Youri Vincy est heureux d’annoncer la première exposition personnelle de Jacques Charlier à la galerie Lara Vincy, en écho avec une autre exposition de l’artiste : Jacques Charlier « Une rétrospective », commissariat Nicolas Bourriaud, La Panacée, Montpellier, du 14 octobre 2017 au 14 janvier 2018.
Charlier Lara Vincy
A cette occasion, seront présentées une sélection de peintures des années 2000-2017 provenant de différentes séries : depuis les « Peintures réparées », des tableaux en diptyques avec d’une part une toile fendue évoquant Fontana (avant) et la même toile après réparation au fil à coudre (après) et sa vidéo attenante, démonstration filmée nous indiquant la marche à suivre pour les réparer nous-mêmes ; également montrées diverses peintures sur le thème de l’art telle celle intitulée « Le parcours de l’art », série La route de l’art, arrêt sur image avec la partie inférieure d’un homme flottant dans l’espace sur fond de ciel bleu au dessus d’un champ verdoyant parsemé de pointes érectiles menaçantes ; ou encore celles en images façon BD Lichtenstein dans lesquelles le texte des bulles a été repensé par Charlier qui opére ainsi un détournement perturbant qui nous mène frontalement sur le champ critique de l’art. Il active le même processus dans la série Fessée avec par exemple « Predictive art », une scène de genre avec un personnage en train d’en noyer un autre dans un évier à laquelle l’artiste a ajouté en lettres capitales des énoncés aux thèmes évocateurs : « Curateur bas de plafond », « Experts officiels multi-casquettes », « Unité de valeur plastique »… Son esprit critique aux accents corrosifs et à l’humour décapant est présent partout et sa maîtrise absolue de la technique de la peinture nous permet, en apparence du moins, d’approcher l’art au plus près, mais avec un regard toujours plus déconcerté par ses télescopages conceptuels et ses décalages permanents.
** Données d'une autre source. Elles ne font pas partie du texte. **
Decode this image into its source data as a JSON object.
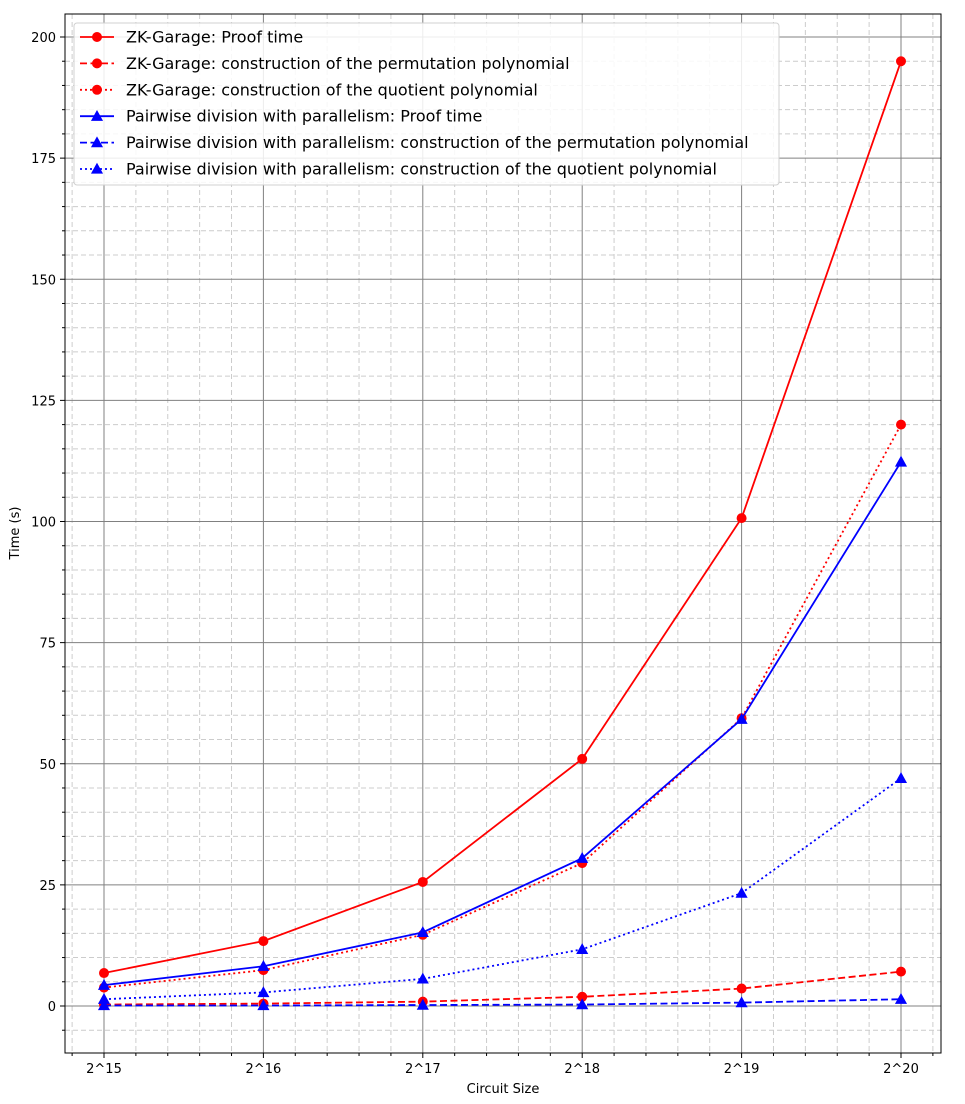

Il nous invite à (re)découvrir l’histoire de l’art, son marché, ses mouvements, ses acteurs, etc, à travers une multitude de propositions plastiques : photos, bandes dessinées, vidéos, dessins, peintures… L’artiste n’épargne aucun style ni aucun courant, logique pour Charlier, qui affirme n’en vouloir et n’en avoir aucun, nous pouvons alors nous demander si il ne les aurait pas tous à la fois ? Mais en même temps, nous constatons qu’il s’agit chez lui, depuis ses travaux relatifs au STP dans les années 60 jusqu’à ses peintures plus récentes, d’un art d’attitude, emprunt de multiples détournements et déphasages, qui prend souvent la forme d’une mise en abîme parodique de l’art lui-même.